Although my son, Billy, purports to excel in All Things Poultry (i.e. an egg or a boneless breast of chicken) using the melting-butter-and-then-putting-the-poultry-item-in-a-pan-and-covering-it method, the only recipe of his I’ve personally experienced is his Flaming Fart Dip. No need to say any more about that.

Molly, my youngest, is a master at Hamburger Helper and frozen dinners. However, during a recent foray into better eating, she called to ask about fresh vegetables. When I inquired as to if she knew how to peel a carrot, she said in a somewhat sad and tremulous, not to mention a tad accusatory, voice that she didn’t know how to peel anything.

Melissa, who doesn’t cook much at all since she snagged Trevor with her womanly charms, still likes to call my Coca Cola ham recipe her own, although she has to phone me on the Wednesday before every Thanksgiving, asking me what the ingredients are. Since there are only four: ham, brown sugar, honey mustard, and yes, a can of Coca Cola, I’m able to help her no matter where I am or what I’m doing. The only problem with my rendition of Coca Cola ham is that its ultimate level of success depends on how long I sleep the night before, as it is meant to be cooked all night. If I undersleep, it’s underdone. If I oversleep, well, you get it.

So, we are left to Trevor and he with us.

Trevor is a very good cook, a gourmet cook.  He loves good food, fine wines, and craft beers (whatever they are).  He actually flips his dough while making the best pizzas in the world. The bad news for Trevor is that we, his adopted family, are, at best, an inadequate group of appreciators.   Remember, we are the Hamburger Helper, Flaming Fart people.

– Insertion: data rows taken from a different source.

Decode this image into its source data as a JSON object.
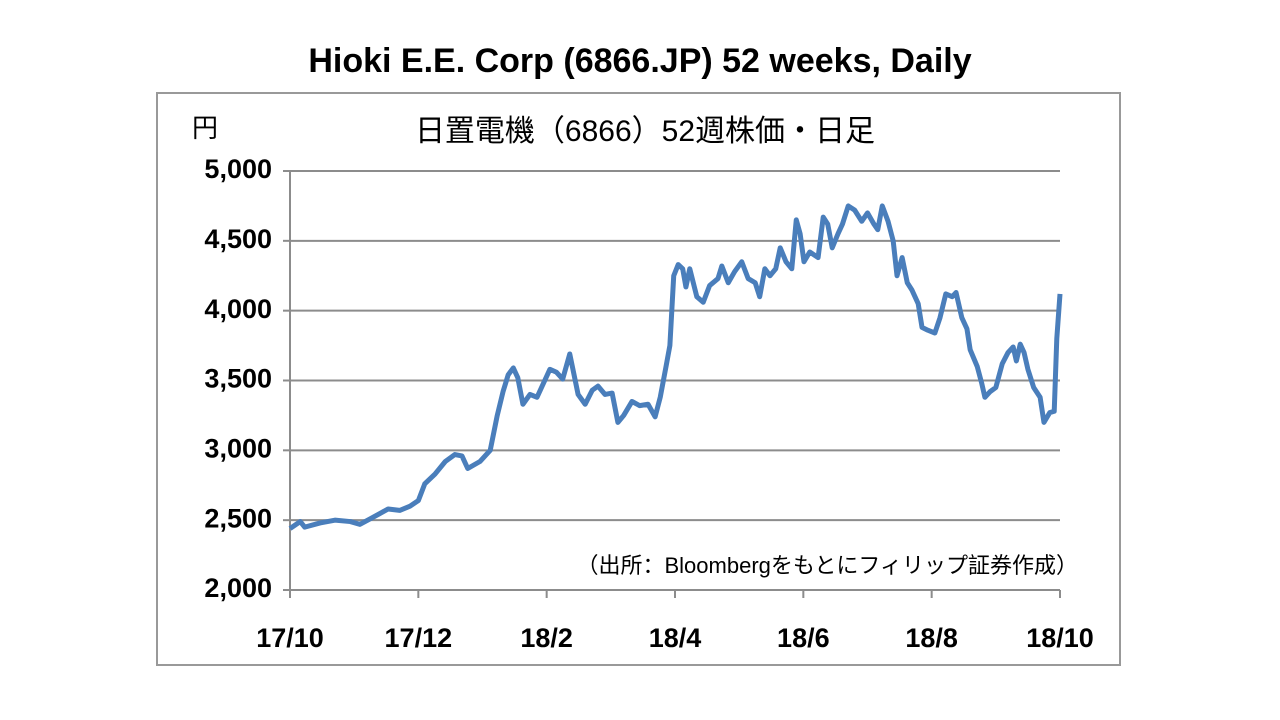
{
  "chart_data": {
    "type": "line",
    "title": "Hioki E.E. Corp (6866.JP) 52 weeks, Daily",
    "subtitle": "日置電機（6866）52週株価・日足",
    "y_label": "円",
    "annotation": "（出所：Bloombergをもとにフィリップ証券作成）",
    "x": [
      0,
      0.16,
      0.23,
      0.47,
      0.7,
      0.94,
      1.09,
      1.25,
      1.53,
      1.71,
      1.87,
      2.0,
      2.1,
      2.26,
      2.42,
      2.57,
      2.68,
      2.77,
      2.96,
      3.12,
      3.23,
      3.32,
      3.4,
      3.48,
      3.55,
      3.63,
      3.74,
      3.85,
      3.97,
      4.05,
      4.15,
      4.25,
      4.36,
      4.49,
      4.6,
      4.71,
      4.8,
      4.91,
      5.02,
      5.11,
      5.2,
      5.33,
      5.45,
      5.58,
      5.69,
      5.77,
      5.86,
      5.92,
      5.98,
      6.05,
      6.12,
      6.17,
      6.23,
      6.34,
      6.44,
      6.54,
      6.67,
      6.73,
      6.83,
      6.93,
      7.04,
      7.14,
      7.25,
      7.32,
      7.4,
      7.48,
      7.57,
      7.64,
      7.73,
      7.82,
      7.89,
      7.95,
      8.01,
      8.1,
      8.23,
      8.31,
      8.38,
      8.45,
      8.54,
      8.61,
      8.7,
      8.8,
      8.91,
      9.0,
      9.1,
      9.16,
      9.23,
      9.32,
      9.4,
      9.46,
      9.54,
      9.62,
      9.69,
      9.79,
      9.85,
      9.94,
      10.05,
      10.13,
      10.22,
      10.32,
      10.38,
      10.47,
      10.55,
      10.6,
      10.71,
      10.78,
      10.83,
      10.91,
      11.0,
      11.1,
      11.19,
      11.27,
      11.32,
      11.38,
      11.44,
      11.5,
      11.59,
      11.69,
      11.75,
      11.84,
      11.91,
      11.95,
      12.0
    ],
    "series": [
      {
        "color": "#4a7ebb",
        "values": [
          2440,
          2490,
          2450,
          2480,
          2500,
          2490,
          2470,
          2510,
          2580,
          2570,
          2600,
          2640,
          2760,
          2830,
          2920,
          2970,
          2960,
          2870,
          2920,
          3000,
          3250,
          3420,
          3540,
          3590,
          3520,
          3330,
          3400,
          3380,
          3500,
          3580,
          3560,
          3510,
          3690,
          3400,
          3330,
          3430,
          3460,
          3400,
          3410,
          3200,
          3250,
          3350,
          3320,
          3330,
          3240,
          3380,
          3600,
          3750,
          4250,
          4330,
          4300,
          4170,
          4300,
          4100,
          4060,
          4180,
          4230,
          4320,
          4200,
          4280,
          4350,
          4230,
          4200,
          4100,
          4300,
          4250,
          4300,
          4450,
          4350,
          4300,
          4650,
          4550,
          4350,
          4420,
          4380,
          4670,
          4620,
          4450,
          4550,
          4620,
          4750,
          4720,
          4640,
          4700,
          4620,
          4580,
          4750,
          4640,
          4500,
          4250,
          4380,
          4200,
          4150,
          4050,
          3880,
          3860,
          3840,
          3950,
          4120,
          4100,
          4130,
          3950,
          3870,
          3720,
          3600,
          3480,
          3380,
          3420,
          3450,
          3620,
          3700,
          3740,
          3640,
          3760,
          3700,
          3580,
          3450,
          3380,
          3200,
          3270,
          3280,
          3800,
          4120
        ]
      }
    ],
    "xlim": [
      0,
      12
    ],
    "xticks": [
      {
        "value": 0,
        "label": "17/10"
      },
      {
        "value": 2,
        "label": "17/12"
      },
      {
        "value": 4,
        "label": "18/2"
      },
      {
        "value": 6,
        "label": "18/4"
      },
      {
        "value": 8,
        "label": "18/6"
      },
      {
        "value": 10,
        "label": "18/8"
      },
      {
        "value": 12,
        "label": "18/10"
      }
    ],
    "ylim": [
      2000,
      5000
    ],
    "yticks": [
      {
        "value": 2000,
        "label": "2,000"
      },
      {
        "value": 2500,
        "label": "2,500"
      },
      {
        "value": 3000,
        "label": "3,000"
      },
      {
        "value": 3500,
        "label": "3,500"
      },
      {
        "value": 4000,
        "label": "4,000"
      },
      {
        "value": 4500,
        "label": "4,500"
      },
      {
        "value": 5000,
        "label": "5,000"
      }
    ],
    "grid": true
  }
}
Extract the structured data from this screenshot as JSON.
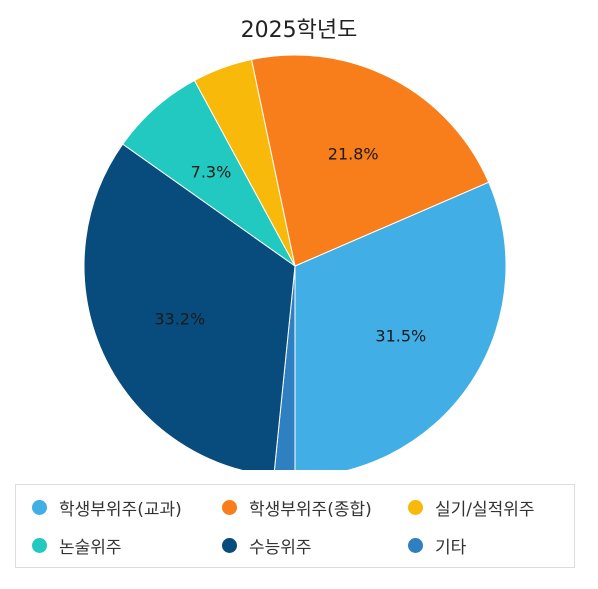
{
  "chart_data": {
    "type": "pie",
    "title": "2025학년도",
    "slices": [
      {
        "label": "학생부위주(교과)",
        "value": 31.5,
        "display": "31.5%",
        "color": "#41aee6"
      },
      {
        "label": "기타",
        "value": 1.6,
        "display": "",
        "color": "#2f80c1"
      },
      {
        "label": "수능위주",
        "value": 33.2,
        "display": "33.2%",
        "color": "#084c7e"
      },
      {
        "label": "논술위주",
        "value": 7.3,
        "display": "7.3%",
        "color": "#22c9c0"
      },
      {
        "label": "실기/실적위주",
        "value": 4.6,
        "display": "",
        "color": "#f9b90a"
      },
      {
        "label": "학생부위주(종합)",
        "value": 21.8,
        "display": "21.8%",
        "color": "#f77e1a"
      }
    ],
    "legend": [
      {
        "label": "학생부위주(교과)",
        "color": "#41aee6"
      },
      {
        "label": "학생부위주(종합)",
        "color": "#f77e1a"
      },
      {
        "label": "실기/실적위주",
        "color": "#f9b90a"
      },
      {
        "label": "논술위주",
        "color": "#22c9c0"
      },
      {
        "label": "수능위주",
        "color": "#084c7e"
      },
      {
        "label": "기타",
        "color": "#2f80c1"
      }
    ],
    "legend_position": "bottom"
  }
}
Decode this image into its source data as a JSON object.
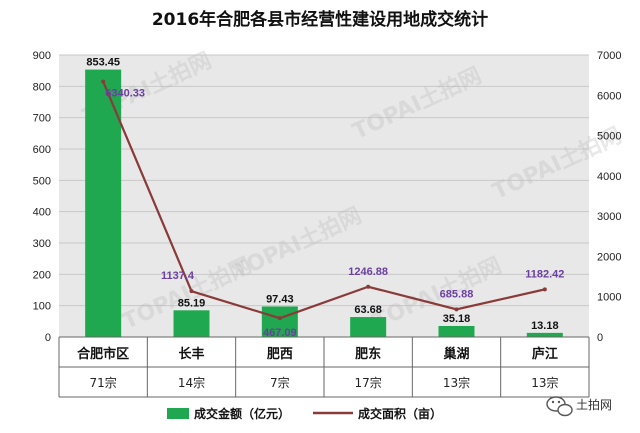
{
  "chart_data": {
    "type": "bar",
    "title": "2016年合肥各县市经营性建设用地成交统计",
    "categories": [
      "合肥市区",
      "长丰",
      "肥西",
      "肥东",
      "巢湖",
      "庐江"
    ],
    "counts": [
      "71宗",
      "14宗",
      "7宗",
      "17宗",
      "13宗",
      "13宗"
    ],
    "series": [
      {
        "name": "成交金额（亿元）",
        "type": "bar",
        "axis": "left",
        "color": "#1fa84f",
        "values": [
          853.45,
          85.19,
          97.43,
          63.68,
          35.18,
          13.18
        ],
        "labels": [
          "853.45",
          "85.19",
          "97.43",
          "63.68",
          "35.18",
          "13.18"
        ]
      },
      {
        "name": "成交面积（亩）",
        "type": "line",
        "axis": "right",
        "color": "#8b3a3a",
        "values": [
          6340.33,
          1137.4,
          467.09,
          1246.88,
          685.88,
          1182.42
        ],
        "labels": [
          "6340.33",
          "1137.4",
          "467.09",
          "1246.88",
          "685.88",
          "1182.42"
        ]
      }
    ],
    "y_left": {
      "lim": [
        0,
        900
      ],
      "ticks": [
        "0",
        "100",
        "200",
        "300",
        "400",
        "500",
        "600",
        "700",
        "800",
        "900"
      ]
    },
    "y_right": {
      "lim": [
        0,
        7000
      ],
      "ticks": [
        "0",
        "1000",
        "2000",
        "3000",
        "4000",
        "5000",
        "6000",
        "7000"
      ]
    },
    "grid": true,
    "legend": "bottom"
  },
  "watermark_text": "TOPAI土拍网",
  "brand": {
    "label": "土拍网",
    "icon": "wechat-icon"
  }
}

However, a dearth of understanding of the culinary arts and a lack of palate don't stop us from sitting around and waiting for dinner to come to us.  In the summer, we gather in the back yard, eyeing the grill.  In the winter, we decorate the couch, sniffing the air for food-like aromas. At Christmas, we sit under the tree like a biggie-sized nativity scene, looking like we are expecting our entree to arrive with Baby Jesus.

Waiting for dinner, that's what we do.  That's all we contribute.  And, overall, we are pretty good at waiting.  In fact, it seems we will wait forever.

And that's because Trevor, being the artiste he is, can't be hurried.  Dinner, for him, is a journey, not a destination.  Off to Salmon Dan's house across the street for fish so fresh it's straight from Dan's beer cooler still in the back of Dan's boat sitting in Dan's driveway.  Then down the block to Sharon's coop for eggs so new the hens are still checking under their feathered asses. Finally, he comes through the front door as our mouths begin their serious optimistic waterings, but no, out the back door he goes to the garden for salad greens, reds, and yellows.

Back in the kitchen, he opens a bottle of wine, letting it breathe, and then mixes up an exquisite dressing for the salad.  We, on the other hand, share the couch and a mint from the bottom of my purse.

When dinner finally arrives, it's to die for and we are spent, all of our work done.

Trevor thinks one day he'd like to open a small restaurant, a breakfast or lunch place, farm to table, only the freshest ingredients.

But, in case his patrons get tired of waiting for fresh, good, and real food, or if they run out of bottom-of-the-bag mints, maybe he'll want to offer Billy's dip as an appetizer to keep them entertained while they wait.